Galp Energia SGPS (GALP) Q2 2024 earnings summary
Event summary combining transcript, slides, and related documents.
Q2 2024 earnings summary
3 Feb, 2026Executive summary
Achieved strong operational and financial performance in 2Q24, with EBITDA RCA of €849m and upstream production at 106 kboepd, supported by portfolio rotation and mid/downstream transformation.
Upstream divestments in Angola and Mozambique generated significant proceeds, strengthening the balance sheet and supporting future investments.
Net debt reduced to €1,158m at June 2024, with net debt to EBITDA at 0.35x, reflecting a resilient financial position.
Strategic execution included advancing Bacalhau FPSO integration, Namibia exploration, and ramping up Sines biofuels and green hydrogen projects.

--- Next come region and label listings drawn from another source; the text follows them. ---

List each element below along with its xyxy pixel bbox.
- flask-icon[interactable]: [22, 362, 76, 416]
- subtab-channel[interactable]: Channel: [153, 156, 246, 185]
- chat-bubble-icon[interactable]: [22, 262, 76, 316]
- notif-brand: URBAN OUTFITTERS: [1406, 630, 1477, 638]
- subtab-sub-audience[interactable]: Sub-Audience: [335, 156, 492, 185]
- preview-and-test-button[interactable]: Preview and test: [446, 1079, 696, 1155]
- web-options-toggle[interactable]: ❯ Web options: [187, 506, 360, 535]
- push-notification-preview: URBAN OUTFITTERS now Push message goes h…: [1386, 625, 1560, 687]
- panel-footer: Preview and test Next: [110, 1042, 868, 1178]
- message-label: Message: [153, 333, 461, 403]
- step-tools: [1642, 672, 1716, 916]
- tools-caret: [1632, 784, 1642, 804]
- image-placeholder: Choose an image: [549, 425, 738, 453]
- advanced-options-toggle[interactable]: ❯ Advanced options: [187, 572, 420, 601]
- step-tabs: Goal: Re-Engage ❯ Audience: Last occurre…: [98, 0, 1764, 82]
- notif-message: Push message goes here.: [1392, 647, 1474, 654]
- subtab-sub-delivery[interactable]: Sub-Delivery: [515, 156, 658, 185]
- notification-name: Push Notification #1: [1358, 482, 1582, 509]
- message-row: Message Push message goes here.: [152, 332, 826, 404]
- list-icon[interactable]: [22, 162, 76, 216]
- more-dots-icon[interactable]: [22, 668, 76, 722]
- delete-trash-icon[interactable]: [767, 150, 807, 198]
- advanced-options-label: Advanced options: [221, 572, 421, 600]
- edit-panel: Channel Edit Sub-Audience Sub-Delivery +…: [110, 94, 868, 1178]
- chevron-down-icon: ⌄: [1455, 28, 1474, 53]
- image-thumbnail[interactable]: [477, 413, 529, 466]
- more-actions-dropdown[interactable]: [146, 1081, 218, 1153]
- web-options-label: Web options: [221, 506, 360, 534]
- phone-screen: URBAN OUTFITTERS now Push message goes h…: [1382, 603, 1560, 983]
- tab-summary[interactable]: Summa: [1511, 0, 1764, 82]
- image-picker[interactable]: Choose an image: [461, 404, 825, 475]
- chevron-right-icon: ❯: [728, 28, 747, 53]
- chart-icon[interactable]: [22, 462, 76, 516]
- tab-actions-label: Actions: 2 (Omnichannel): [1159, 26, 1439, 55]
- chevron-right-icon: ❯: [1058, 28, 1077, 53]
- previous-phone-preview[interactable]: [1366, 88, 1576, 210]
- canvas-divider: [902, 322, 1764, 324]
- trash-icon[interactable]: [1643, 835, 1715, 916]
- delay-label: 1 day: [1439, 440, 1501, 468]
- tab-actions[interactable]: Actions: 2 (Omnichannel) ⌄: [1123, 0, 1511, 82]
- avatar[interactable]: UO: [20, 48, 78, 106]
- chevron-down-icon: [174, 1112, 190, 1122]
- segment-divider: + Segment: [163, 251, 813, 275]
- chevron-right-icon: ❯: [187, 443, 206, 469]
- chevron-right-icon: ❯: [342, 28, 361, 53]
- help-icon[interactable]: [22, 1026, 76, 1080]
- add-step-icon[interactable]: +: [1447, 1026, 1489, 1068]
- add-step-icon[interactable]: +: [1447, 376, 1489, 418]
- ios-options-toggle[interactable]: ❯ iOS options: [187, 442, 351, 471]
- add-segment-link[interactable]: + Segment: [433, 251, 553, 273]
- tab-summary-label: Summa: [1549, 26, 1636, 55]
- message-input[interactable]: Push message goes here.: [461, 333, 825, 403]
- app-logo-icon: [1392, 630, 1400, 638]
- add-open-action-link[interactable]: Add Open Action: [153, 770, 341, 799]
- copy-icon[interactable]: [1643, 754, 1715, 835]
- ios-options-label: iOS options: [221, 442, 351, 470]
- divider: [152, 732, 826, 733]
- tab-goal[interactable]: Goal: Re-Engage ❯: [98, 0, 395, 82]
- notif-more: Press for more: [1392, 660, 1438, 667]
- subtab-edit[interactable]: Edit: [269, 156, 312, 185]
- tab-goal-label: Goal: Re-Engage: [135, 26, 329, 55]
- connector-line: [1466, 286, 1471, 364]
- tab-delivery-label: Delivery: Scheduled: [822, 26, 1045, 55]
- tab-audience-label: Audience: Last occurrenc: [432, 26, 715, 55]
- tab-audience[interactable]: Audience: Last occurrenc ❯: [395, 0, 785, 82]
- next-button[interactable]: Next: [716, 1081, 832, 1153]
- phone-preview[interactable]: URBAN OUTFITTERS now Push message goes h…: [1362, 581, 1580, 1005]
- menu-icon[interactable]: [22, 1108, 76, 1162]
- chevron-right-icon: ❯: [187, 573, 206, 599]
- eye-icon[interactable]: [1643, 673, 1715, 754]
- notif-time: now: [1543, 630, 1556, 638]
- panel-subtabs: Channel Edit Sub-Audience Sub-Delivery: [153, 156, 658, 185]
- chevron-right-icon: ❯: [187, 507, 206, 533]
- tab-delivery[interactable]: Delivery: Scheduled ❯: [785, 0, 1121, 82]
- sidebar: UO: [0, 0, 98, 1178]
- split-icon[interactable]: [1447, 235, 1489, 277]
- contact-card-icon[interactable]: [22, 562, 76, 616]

Revised 2024 guidance upward for key financial indicators, reflecting strong 1H24 performance and asset sales.
Financial highlights
2Q24 EBITDA RCA reached €849m, with OCF at €646m and FCF at €789m, supported by strong operating delivery and asset disposals.
Net income for 2Q24 was €299m; net capex was €-238m, mainly allocated to growth projects.
Renewable power generation reached 779 GWh, with 1.5 GW installed capacity.
Net debt reduced to €1,158m at June 2024, down €242m from year-end 2023.
Cash and equivalents stood at €2,351m, with undrawn credit facilities of €1,660m.
Outlook and guidance
FY24 EBITDA guidance raised to over €3.1bn, with OCF above €2.0bn and net capex guidance maintained at €1.0bn (avg. 2023-25).
Upstream production expected to remain above 105 kboepd until Bacalhau starts in mid-2025, which will boost production by over 30%.
Dividend per share to increase by 4% to €0.56, with an interim payment of €0.28 in August.
Additional cash-ins of about $1.2bn expected from Mozambique and Angola divestments in 2024/25.
Ongoing reassessment of decarbonisation targets due to Namibia discoveries and slow renewables execution.